Затем следуют рассуждения о способе оплодотворения цветов и о том чуде, которое сопровождает каждое появление насекомого, -- перенос семени с другого цветка. Возбужденный своим ботаническим любопытством, рассказчик замечает уловки Шарлюса и Жюпьена, и ему вдруг приходит на ум сравнить фигуры, исполняемые обоими, с балетом, происходящим в мире растений.

"Жюпьен, тут же стряхнув с себя тот смиренно-добродушный вид, который всегда у него был, выпрямил -- совершенно симметрично с бароном -- голову, ловко повернулся всем телом и с гротескным вызовом, уперевшись кулаком в бедро, стал принимать разные позы с кокетством орхидеи перед ниспосланным для нее ишелем" (II, 604).

Из животного мира взята, например, такая метафора -- Шарлюс сравнивается с птицей-самцом, подпрыгивающим по всем правилам церемониала, Жюпьен -- с самкой, которая охорашивает перья и лишь наблюдает за этим ритуалом. Известно, чем завершаются размышления рассказчика: убеждением, что встреча жилетника и барона -- такое же поразительное чудо, как и то, которое направило к орхидее шмеля со столь нужной для нее пыльцой. Таким образом, гомосексуализм подчиняется правилам, определяющим растительную и животную жизнь, и поэтому он не более чем совершенно естественное явление, по отношению к которому роль зрителя, не интересующегося причинами, единственно правильная. Пруст полностью устраняет историческую составляющую гомосексуализма, он делает вид, будто с подобным отклонением уже рождаются, как с определенной формой носа или цветом волос. Он ставит все на счет "среды" и отказывается даже предположить, что у гомосексуальности могут быть вполне конкретные психологические причины и, подобно астме, это лишь результат конфликтов детства -- по крайней мере в таком обществе, где, по его собственному замечанию, он перестал считаться нормальным проявлением инстинкта, в обществе, которое осуждает и преследует его.

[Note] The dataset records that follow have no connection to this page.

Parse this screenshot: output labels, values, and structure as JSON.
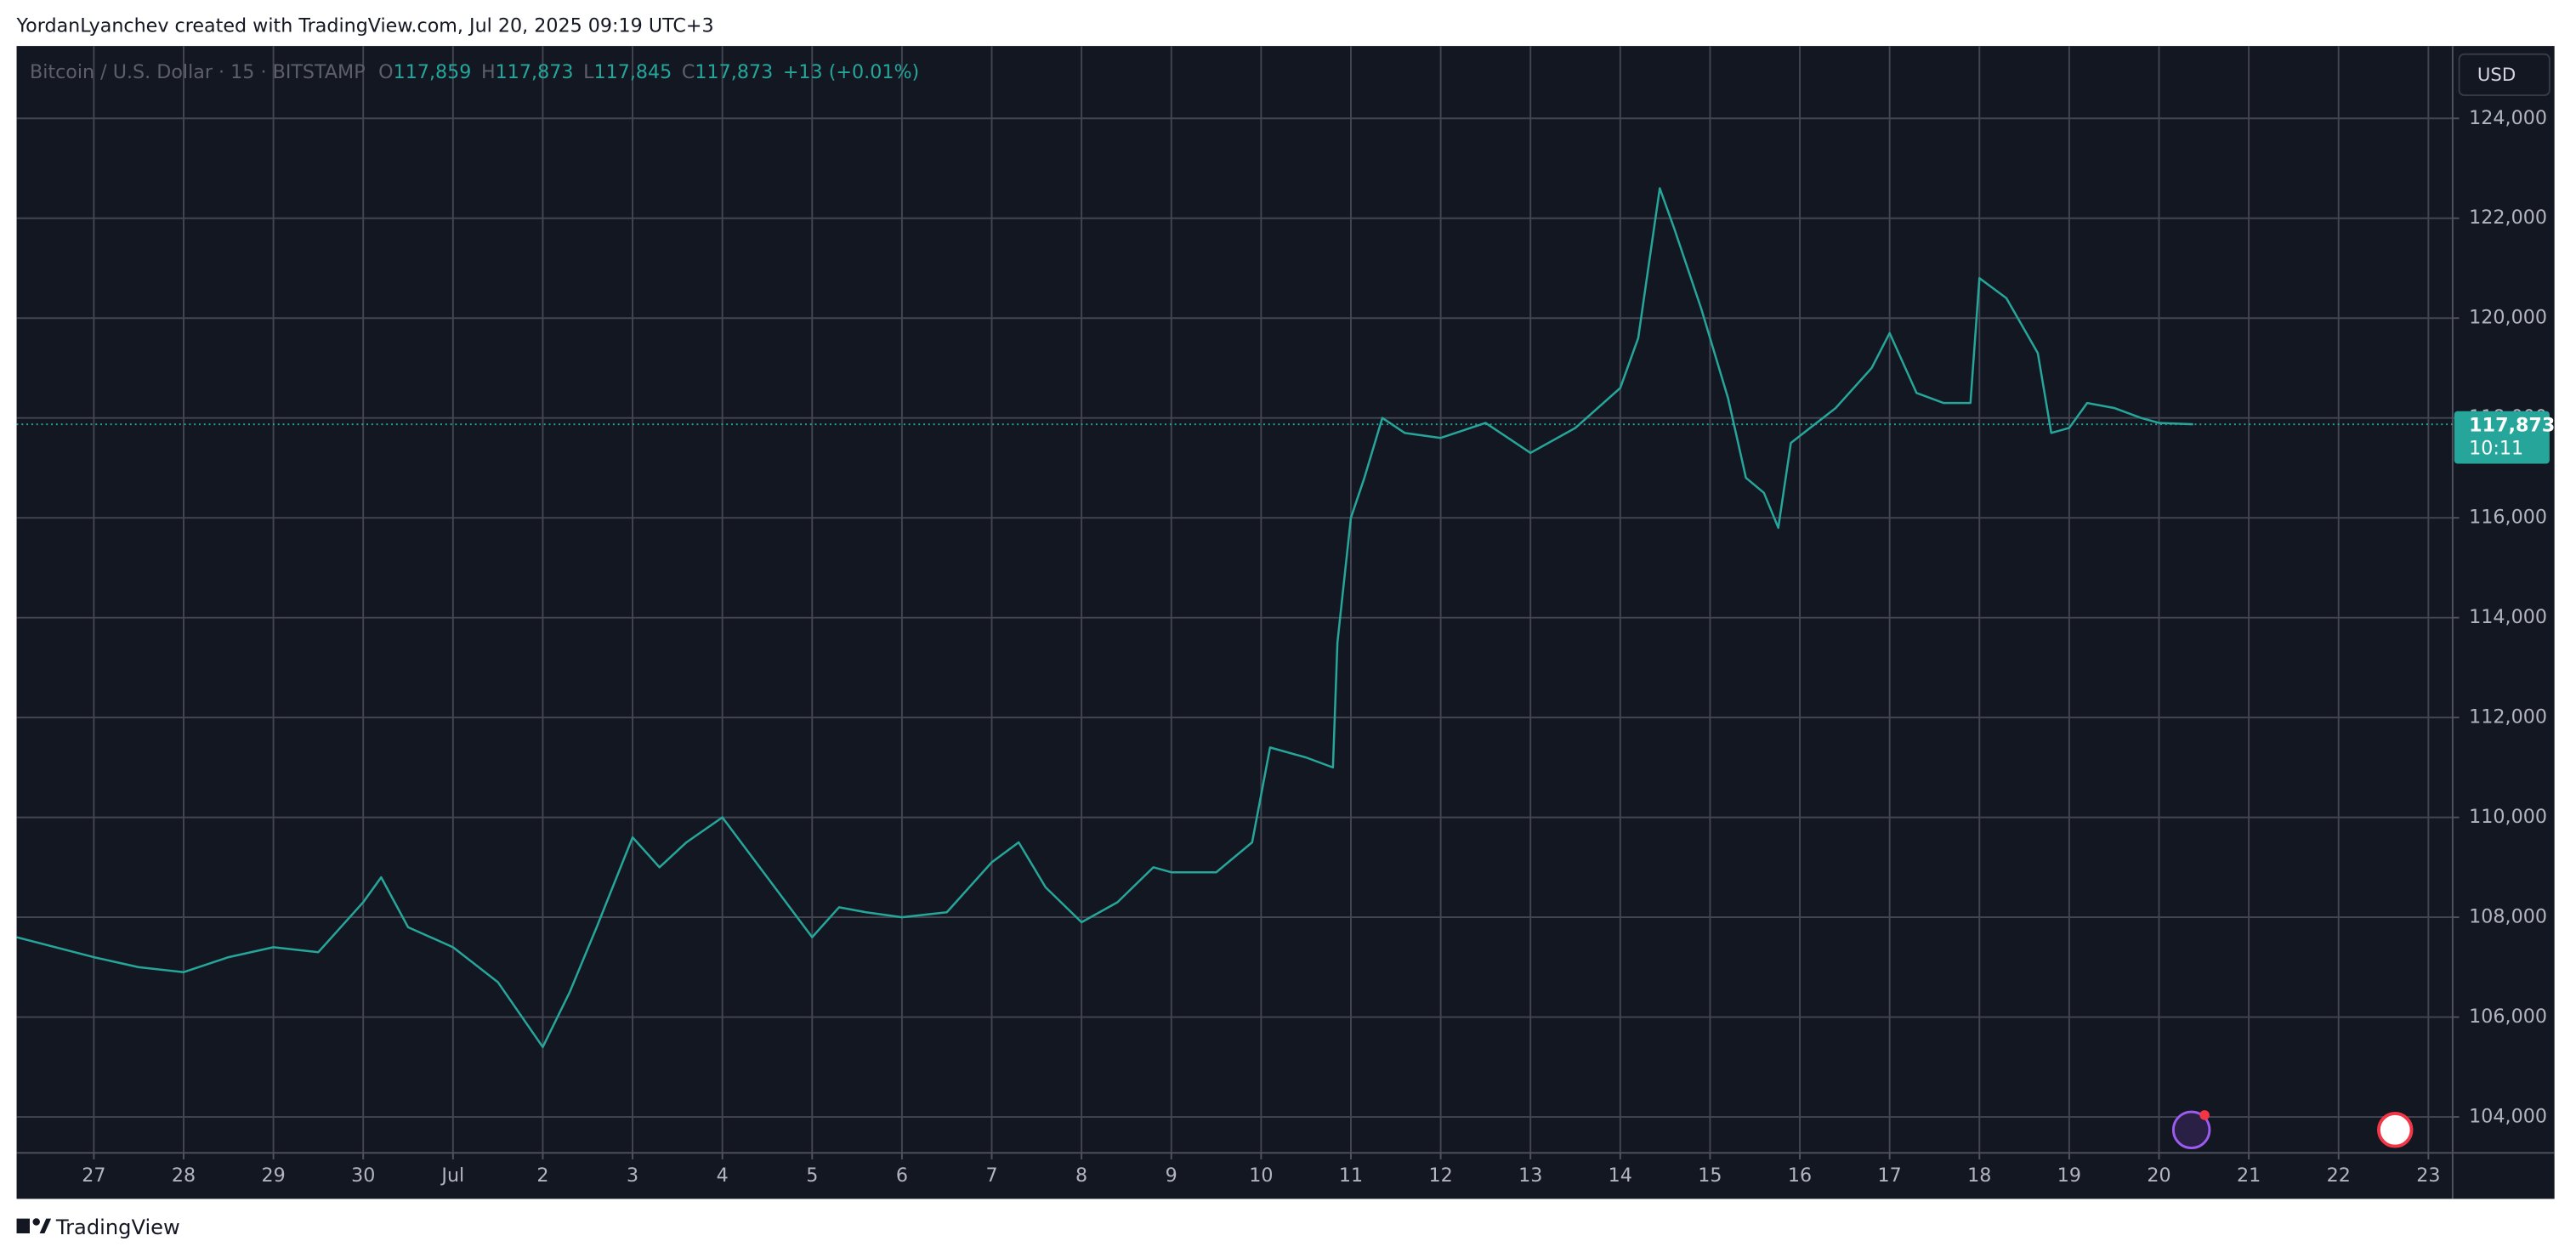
{
  "header": "YordanLyanchev created with TradingView.com, Jul 20, 2025 09:19 UTC+3",
  "footer": "TradingView",
  "currency_button": "USD",
  "ohlc": [
    {
      "key": "O",
      "value": "117,859"
    },
    {
      "key": "H",
      "value": "117,873"
    },
    {
      "key": "L",
      "value": "117,845"
    },
    {
      "key": "C",
      "value": "117,873"
    }
  ],
  "change": "+13 (+0.01%)",
  "last_price": {
    "value": 117873,
    "label": "117,873"
  },
  "countdown": "10:11",
  "chart_data": {
    "type": "line",
    "title": "Bitcoin / U.S. Dollar · 15 · BITSTAMP",
    "color": "#26a69a",
    "grid": true,
    "x": [
      -0.86,
      0,
      0.5,
      1,
      1.5,
      2,
      2.5,
      3,
      3.2,
      3.5,
      4,
      4.5,
      5,
      5.3,
      5.6,
      6,
      6.3,
      6.6,
      7,
      7.5,
      8,
      8.3,
      8.6,
      9,
      9.5,
      10,
      10.3,
      10.6,
      11,
      11.4,
      11.8,
      12,
      12.5,
      12.9,
      13.1,
      13.5,
      13.8,
      13.85,
      14,
      14.15,
      14.35,
      14.6,
      15,
      15.5,
      16,
      16.5,
      17,
      17.2,
      17.44,
      17.6,
      17.9,
      18.2,
      18.4,
      18.6,
      18.76,
      18.9,
      19.4,
      19.8,
      20,
      20.3,
      20.6,
      20.9,
      21,
      21.3,
      21.65,
      21.8,
      22,
      22.2,
      22.5,
      22.8,
      23,
      23.38
    ],
    "values": [
      107600,
      107200,
      107000,
      106900,
      107200,
      107400,
      107300,
      108300,
      108800,
      107800,
      107400,
      106700,
      105400,
      106500,
      107800,
      109600,
      109000,
      109500,
      110000,
      108800,
      107600,
      108200,
      108100,
      108000,
      108100,
      109100,
      109500,
      108600,
      107900,
      108300,
      109000,
      108900,
      108900,
      109500,
      111400,
      111200,
      111000,
      113500,
      116000,
      116800,
      118000,
      117700,
      117600,
      117900,
      117300,
      117800,
      118600,
      119600,
      122600,
      121800,
      120200,
      118400,
      116800,
      116500,
      115800,
      117500,
      118200,
      119000,
      119700,
      118500,
      118300,
      118300,
      120800,
      120400,
      119300,
      117700,
      117800,
      118300,
      118200,
      118000,
      117900,
      117873
    ],
    "xlim": [
      -0.86,
      26.27
    ],
    "ylim": [
      103280,
      125450
    ],
    "yticks": [
      {
        "value": 104000,
        "label": "104,000"
      },
      {
        "value": 106000,
        "label": "106,000"
      },
      {
        "value": 108000,
        "label": "108,000"
      },
      {
        "value": 110000,
        "label": "110,000"
      },
      {
        "value": 112000,
        "label": "112,000"
      },
      {
        "value": 114000,
        "label": "114,000"
      },
      {
        "value": 116000,
        "label": "116,000"
      },
      {
        "value": 118000,
        "label": "118,000"
      },
      {
        "value": 120000,
        "label": "120,000"
      },
      {
        "value": 122000,
        "label": "122,000"
      },
      {
        "value": 124000,
        "label": "124,000"
      }
    ],
    "xticks": [
      {
        "value": 0,
        "label": "27"
      },
      {
        "value": 1,
        "label": "28"
      },
      {
        "value": 2,
        "label": "29"
      },
      {
        "value": 3,
        "label": "30"
      },
      {
        "value": 4,
        "label": "Jul"
      },
      {
        "value": 5,
        "label": "2"
      },
      {
        "value": 6,
        "label": "3"
      },
      {
        "value": 7,
        "label": "4"
      },
      {
        "value": 8,
        "label": "5"
      },
      {
        "value": 9,
        "label": "6"
      },
      {
        "value": 10,
        "label": "7"
      },
      {
        "value": 11,
        "label": "8"
      },
      {
        "value": 12,
        "label": "9"
      },
      {
        "value": 13,
        "label": "10"
      },
      {
        "value": 14,
        "label": "11"
      },
      {
        "value": 15,
        "label": "12"
      },
      {
        "value": 16,
        "label": "13"
      },
      {
        "value": 17,
        "label": "14"
      },
      {
        "value": 18,
        "label": "15"
      },
      {
        "value": 19,
        "label": "16"
      },
      {
        "value": 20,
        "label": "17"
      },
      {
        "value": 21,
        "label": "18"
      },
      {
        "value": 22,
        "label": "19"
      },
      {
        "value": 23,
        "label": "20"
      },
      {
        "value": 24,
        "label": "21"
      },
      {
        "value": 25,
        "label": "22"
      },
      {
        "value": 26,
        "label": "23"
      }
    ]
  }
}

"Он понимал лишь то, что за девятнадцать веков... весь обыденный гомосексуализм -- платоновских юношей и пастухов Вергилия -- исчез, а выжил и приумножился лишь гомосексуализм нервический, непроизвольный, тот, который скрывают от всех и стараются как-то перерядить даже для самого себя" (III, 205).

"Непроизвольный, нервический" -- вот слова Пруста для обозначения того, что теперь называют "психологическим" или "бессознательным". Очевидно, отнюдь не неведение, не простодушная вера в "среду" мешают ему признать роль прошлого в происхождении гомосексуальности, но, как и в случае астмы, это расчет, все тот же расчет. Динамическому объяснению он предпочитает механистическое. Ботаническая аналогия извращения служит не столько для его объяснения на примере жизни растений, сколько для отвлечения читателя от иного пути понимания. Эта аналогия дает Прусту огромную выгоду, позволяя ему еще раз не принимать во внимание ответственность матери в генезисе тех наклонностей, которые столь сильно определяются материнским влиянием. Он получает возможность даже не ретушировать назидательную картину детства, оптимистический семейный миф и заявлять, что Содом возникает как неизбежный каприз природы, а не как отвешый невроз. Восседающая на троне мать остается недосягаемой, как бы ни разрасталось постыдное сатурническое копошение у ее ног. Ее ни в чем нельзя обвинить: ни в непроизвольной фиксации на ней самой эмоций сына, ни в осуждении решающих последствий первых женских влюбленностей мальчика (г-жа Пруст, конечно же, совершенно напрасно запретила юному Марселю встречи с Мари де Бенар-даки, хотя сделала это и не столь решительно, как г-жа Жид, прервавшая в Бискре идиллию Андре и Мерием).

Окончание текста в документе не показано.